L'année de son ordination, il lut Thomas a Kempis et Jeremy Taylor, montrant son intérêt pour le mysticisme et il commença à rechercher les vérités religieuses qui sous-tendaient le grand réveil du XVIIIe siècle. La lecture de Christian Perfection de William Law et A Serious Call to a Devout and Holy Life lui donna, disait-il, une vision plus sublime de la loi de Dieu ; et il résolut de la garder, intérieurement et extérieurement, aussi sacrée que possible, croyant que par l'obéissance il trouverait le salut. Il poursuivit une vie rigoureusement méthodique et sobre, étudia les Écritures et accomplit ses devoirs religieux avec diligence, se privant pour pouvoir donner l'aumône. Il commença à rechercher la sainteté dans son cœur et sa vie.

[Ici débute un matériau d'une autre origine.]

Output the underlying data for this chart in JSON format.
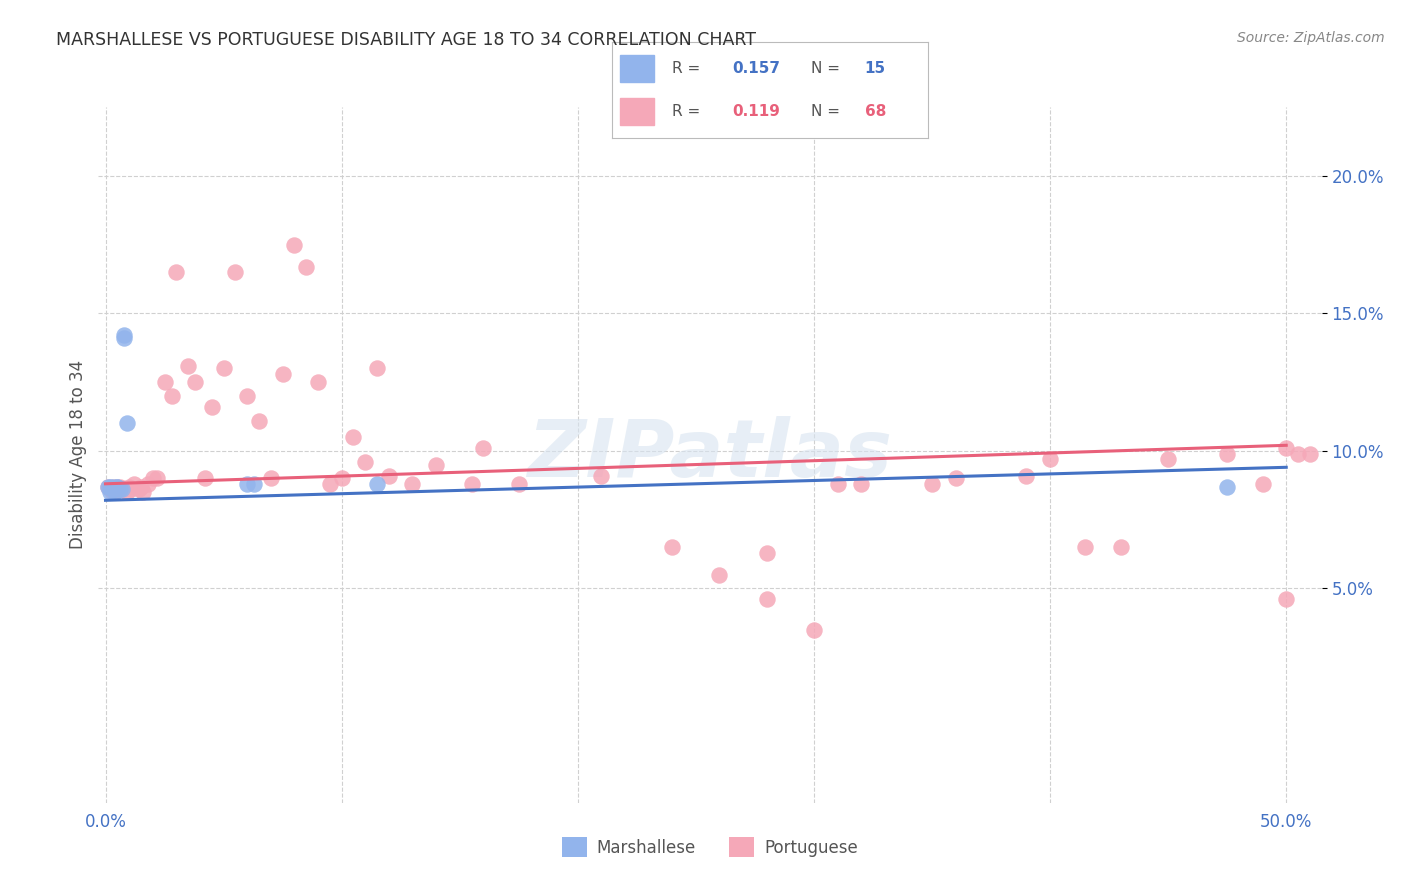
{
  "title": "MARSHALLESE VS PORTUGUESE DISABILITY AGE 18 TO 34 CORRELATION CHART",
  "source": "Source: ZipAtlas.com",
  "ylabel": "Disability Age 18 to 34",
  "watermark_text": "ZIPatlas",
  "xlim": [
    -0.003,
    0.515
  ],
  "ylim": [
    -0.028,
    0.225
  ],
  "xticks": [
    0.0,
    0.1,
    0.2,
    0.3,
    0.4,
    0.5
  ],
  "xticklabels": [
    "0.0%",
    "",
    "",
    "",
    "",
    "50.0%"
  ],
  "yticks": [
    0.05,
    0.1,
    0.15,
    0.2
  ],
  "yticklabels": [
    "5.0%",
    "10.0%",
    "15.0%",
    "20.0%"
  ],
  "blue_scatter_color": "#92b4ec",
  "pink_scatter_color": "#f5a8b8",
  "blue_line_color": "#4472c4",
  "pink_line_color": "#e8607a",
  "blue_line": [
    0.0,
    0.082,
    0.5,
    0.094
  ],
  "pink_line": [
    0.0,
    0.088,
    0.5,
    0.102
  ],
  "marshallese_x": [
    0.001,
    0.002,
    0.002,
    0.003,
    0.003,
    0.004,
    0.004,
    0.005,
    0.005,
    0.006,
    0.007,
    0.008,
    0.008,
    0.009,
    0.06,
    0.063,
    0.115,
    0.475
  ],
  "marshallese_y": [
    0.087,
    0.087,
    0.085,
    0.087,
    0.086,
    0.086,
    0.085,
    0.087,
    0.087,
    0.086,
    0.086,
    0.142,
    0.141,
    0.11,
    0.088,
    0.088,
    0.088,
    0.087
  ],
  "portuguese_x": [
    0.001,
    0.002,
    0.003,
    0.003,
    0.004,
    0.005,
    0.006,
    0.006,
    0.007,
    0.008,
    0.009,
    0.01,
    0.011,
    0.012,
    0.014,
    0.015,
    0.016,
    0.018,
    0.02,
    0.022,
    0.025,
    0.028,
    0.03,
    0.035,
    0.038,
    0.042,
    0.045,
    0.05,
    0.055,
    0.06,
    0.065,
    0.07,
    0.075,
    0.08,
    0.085,
    0.09,
    0.095,
    0.1,
    0.105,
    0.11,
    0.115,
    0.12,
    0.13,
    0.14,
    0.155,
    0.16,
    0.175,
    0.21,
    0.24,
    0.26,
    0.28,
    0.31,
    0.32,
    0.35,
    0.36,
    0.39,
    0.4,
    0.415,
    0.43,
    0.45,
    0.475,
    0.49,
    0.5,
    0.505,
    0.51,
    0.28,
    0.3,
    0.5
  ],
  "portuguese_y": [
    0.087,
    0.086,
    0.085,
    0.087,
    0.086,
    0.087,
    0.086,
    0.087,
    0.086,
    0.086,
    0.085,
    0.087,
    0.086,
    0.088,
    0.086,
    0.087,
    0.085,
    0.088,
    0.09,
    0.09,
    0.125,
    0.12,
    0.165,
    0.131,
    0.125,
    0.09,
    0.116,
    0.13,
    0.165,
    0.12,
    0.111,
    0.09,
    0.128,
    0.175,
    0.167,
    0.125,
    0.088,
    0.09,
    0.105,
    0.096,
    0.13,
    0.091,
    0.088,
    0.095,
    0.088,
    0.101,
    0.088,
    0.091,
    0.065,
    0.055,
    0.063,
    0.088,
    0.088,
    0.088,
    0.09,
    0.091,
    0.097,
    0.065,
    0.065,
    0.097,
    0.099,
    0.088,
    0.101,
    0.099,
    0.099,
    0.046,
    0.035,
    0.046
  ]
}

Il revint à Oxford en novembre 1729 à la demande du recteur du Lincoln College et pour conserver son statut de jeune fellow.

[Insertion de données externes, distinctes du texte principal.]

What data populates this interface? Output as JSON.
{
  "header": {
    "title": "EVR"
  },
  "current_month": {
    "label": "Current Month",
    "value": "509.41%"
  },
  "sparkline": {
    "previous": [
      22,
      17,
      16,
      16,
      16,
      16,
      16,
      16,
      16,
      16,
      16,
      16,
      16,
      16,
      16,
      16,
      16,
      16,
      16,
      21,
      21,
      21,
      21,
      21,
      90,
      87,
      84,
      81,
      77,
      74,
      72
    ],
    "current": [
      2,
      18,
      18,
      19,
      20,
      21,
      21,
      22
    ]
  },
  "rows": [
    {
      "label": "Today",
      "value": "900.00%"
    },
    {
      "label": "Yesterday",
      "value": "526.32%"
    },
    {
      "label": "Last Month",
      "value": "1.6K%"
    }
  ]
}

Pendant l'absence de John Wesley, son jeune frère Charles (1707-1788) s'était inscrit à Christ Church. Avec deux autres étudiants, Charles forma un petit club dans le but d'étudier et de poursuivre une vie chrétienne dévote. A son retour, John devint le leader du groupe qui augmenta en nombre et en engagement. Le groupe se réunissait tous les jours de six à neuf heures pour la prière, les psaumes et la lecture du Nouveau Testament grec. Ils priaient chaque heure de veille pendant plusieurs minutes et chaque jour pour une vertu spéciale. Alors que la fréquentation prescrite de l'église n'était que de trois fois par an, ils prenaient la communion tous les dimanches. Ils jeûnaient les mercredis et vendredis jusqu'à trois heures de l'après midi comme cela était communément observé dans l'église ancienne. En 1730, le groupe commença à rendre visite aux prisonniers. Ils prêchaient, éduquaient et soulageaient les débiteurs emprisonnés dans la mesure du possible et s'occupaient des malades.

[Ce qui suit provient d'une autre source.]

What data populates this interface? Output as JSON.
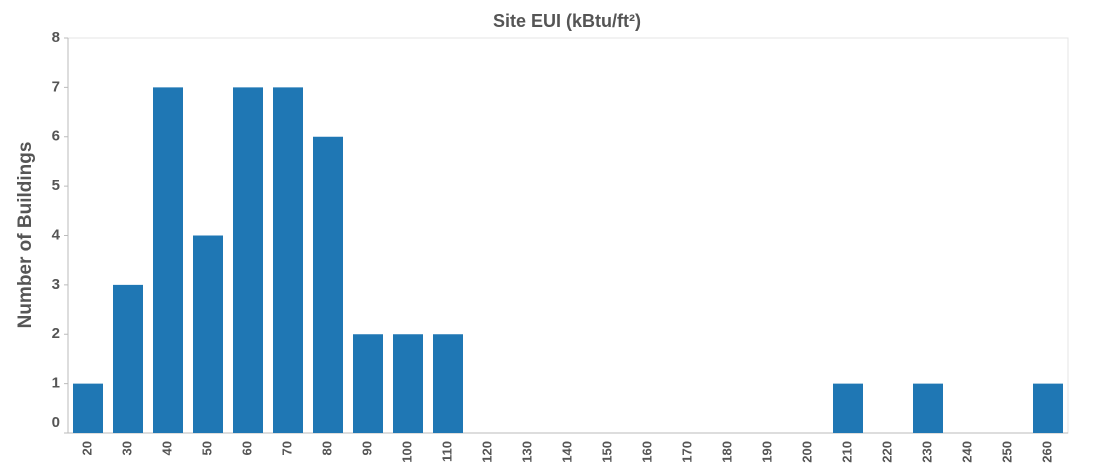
{
  "chart_data": {
    "type": "bar",
    "title": "Site EUI (kBtu/ft²)",
    "y_label": "Number of Buildings",
    "categories": [
      "20",
      "30",
      "40",
      "50",
      "60",
      "70",
      "80",
      "90",
      "100",
      "110",
      "120",
      "130",
      "140",
      "150",
      "160",
      "170",
      "180",
      "190",
      "200",
      "210",
      "220",
      "230",
      "240",
      "250",
      "260"
    ],
    "values": [
      1,
      3,
      7,
      4,
      7,
      7,
      6,
      2,
      2,
      2,
      0,
      0,
      0,
      0,
      0,
      0,
      0,
      0,
      0,
      1,
      0,
      1,
      0,
      0,
      1
    ],
    "color": "#1f77b4",
    "ylim": [
      0,
      8
    ],
    "yticks": [
      0,
      1,
      2,
      3,
      4,
      5,
      6,
      7,
      8
    ],
    "grid": false
  }
}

Étant donné la baisse significative de la spiritualité à Oxford à cette époque, il n'était pas surprenant que le groupe de Wesley ait provoqué une réaction négative. Ils étaient considérés comme des « passionnés » religieux, ce qui dans le contexte de l'époque signifiait des fanatiques religieux. Les esprits universitaires les ont appelés le « Holy Club » [saint club], titre donné par dérision. Les courants d'opposition firent un scandale à la suite de l'effondrement moral et de la mort d'un membre du groupe, William Morgan. En réponse à l'accusation selon laquelle un « jeûne rigoureux » avait précipité sa mort, Wesley écrivit que Morgan avait cessé de jeûner depuis un an et demi. Dans la même lettre, qui fut largement diffusée, Wesley fit référence au nom de « méthodiste » avec lequel « certains de nos voisins se plaisent de nous complimenter ». Ce nom a été utilisé par un auteur anonyme dans un pamphlet publié en 1732 décrivant les frères Wesley et leur groupe comme « les méthodistes d'Oxford ». Cependant, ce ministère ne fut pas exempt de controverse. Le Holy Club apporta son soutien à Thomas Blair, qui fut reconnu coupable de sodomie en 1732. Blair était bien connu pour sa mauvaise réputation parmi les habitants de la ville et ses codétenus, malgré tout Wesley continua de le soutenir.